Bei Verwendung der Methode "MindWalking" zeigen sich beim Auflösen der Spannungsbereiche der Klienten bestimmte transpersonale Standardphänomene. Diese sind: 1. Erinnerungen an Erlebnisse aus den vergangenen Leben des Klienten selbst. - 2. Erinnerung an Erlebnisse aus den vergangenen Leben anderer Menschen (durch telepathische Interaktion unwissentlich "heruntergeladen"). - 3. Telepathische Interaktion "online" mit lebenden Menschen, körperlosen Geistern, Außerirdischen und Wesen aus der "Astralwelt" während der laufenden Sitzung. - 4. Interaktionen des Klienten mit seinem persönlichen morphogenetischen Feld (Vitalfeld) oder dem anderer, seien sie Menschen, Tiere oder Pflanzen. - 5. Erinnerungen an außerkörperliche Erlebnisse, Nah-Tod und Nach-Tod Zustände, ebenso mystische Einsichten in transzendentale Zusammenhänge.

Die Entstehung dieser Phänomene lässt sich damit erklären, dass Menschen als geistige Wesen mentale Energiefelder erzeugen und diese wechselseitig aufeinander einwirken. Werden die genannten Phänomene mit vollem Bewusstsein erkannt, so ereignen sich beträchtliche emotionale und somatische Entspannungen, und ein Gefühl der Erleichterung setzt ein.

Fallbeispiele

Die folgenden Beispiele wurden insbesondere deswegen ausgewählt, weil sich die auf Erinnerung beruhenden Aussagen durch Quervergleich mit anderen Datenquellen verifizieren ließen. Die jeweils angegebene Sitzungsdauer bezieht sich nur auf den erwähnten Sitzungsabschnitt (eine vollständige Sitzungssequenz bis zum angestrebten Endresultat würde länger dauern).

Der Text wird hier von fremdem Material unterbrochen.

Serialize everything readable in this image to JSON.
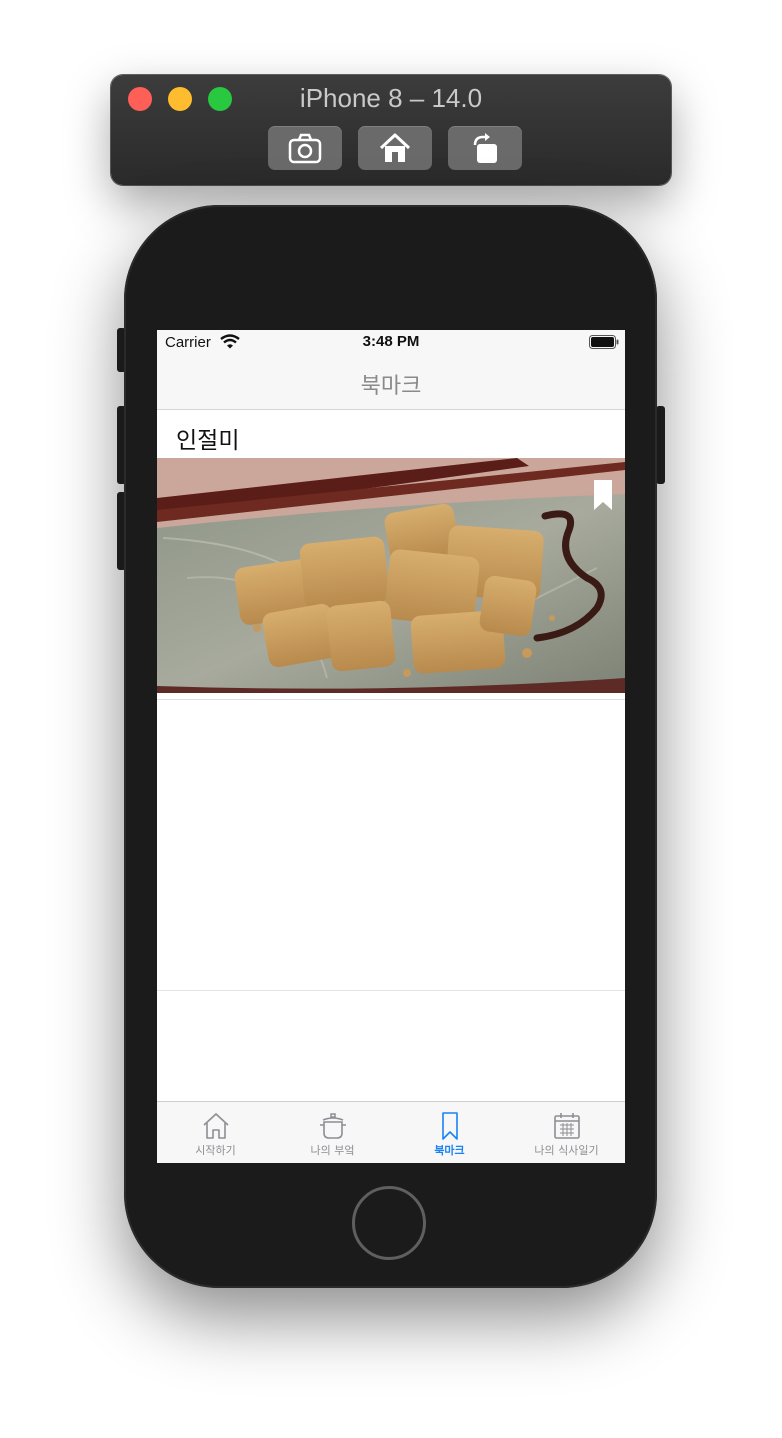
{
  "simulator": {
    "title": "iPhone 8 – 14.0",
    "toolbar": [
      {
        "label": "screenshot",
        "icon": "camera-icon"
      },
      {
        "label": "home",
        "icon": "home-icon"
      },
      {
        "label": "rotate",
        "icon": "rotate-icon"
      }
    ]
  },
  "status_bar": {
    "carrier": "Carrier",
    "time": "3:48 PM"
  },
  "nav": {
    "title": "북마크"
  },
  "bookmarks": [
    {
      "title": "인절미",
      "image": "injeolmi-rice-cake-photo",
      "bookmarked": true
    }
  ],
  "tabs": [
    {
      "label": "시작하기",
      "icon": "house-icon",
      "active": false
    },
    {
      "label": "나의 부엌",
      "icon": "pot-icon",
      "active": false
    },
    {
      "label": "북마크",
      "icon": "bookmark-icon",
      "active": true
    },
    {
      "label": "나의 식사일기",
      "icon": "calendar-icon",
      "active": false
    }
  ],
  "colors": {
    "accent": "#1a82f7",
    "tab_inactive": "#8e8e93",
    "window_close": "#fe5f57",
    "window_minimize": "#febc2e",
    "window_zoom": "#28c840"
  }
}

Vergangenes Leben bestätigt. In seiner Sitzung spürt Martin der Ursache für bestimmte ihm nicht erwünschte Persönlichkeitszüge nach. Dabei stößt er auf ein vergangenes Leben in Ägypten, als er eine einflussreiche Persönlichkeit am Hofe eines bestimmten Pharao war und versäumte, ein wichtiges politisches Vorhaben durchzuführen. Nach der Sitzung schlägt Martin den betreffenden historischen Abschnitt in Fachbüchern nach, muss aber zu seiner Enttäuschung erfahren, dass die in Frage stehenden Personen (der Pharao und sein Berater) unmöglich gleichzeitig gelebt haben konnten. Einige Monate später jedoch fällt ihm eine noch ganz neue Publikationen zu dieser Epoche in die Hände, die der Angelegenheit eine unerwartete Wendung gibt. Der Autor, ein angesehener Historiker, hat herausgefunden, dass der in Frage stehende Pharao, von dem man bislang geglaubt hatte, er sei tot oder aus unbekannten Gründen verschwunden, in Wirklichkeit jedoch nur seinen Namen geändert hatte. Unter diesen Umständen erschien das von Martin erinnerte Geschehnis nun doch historisch möglich. (Sitzungszeit 4 Stunden 17 Minuten.)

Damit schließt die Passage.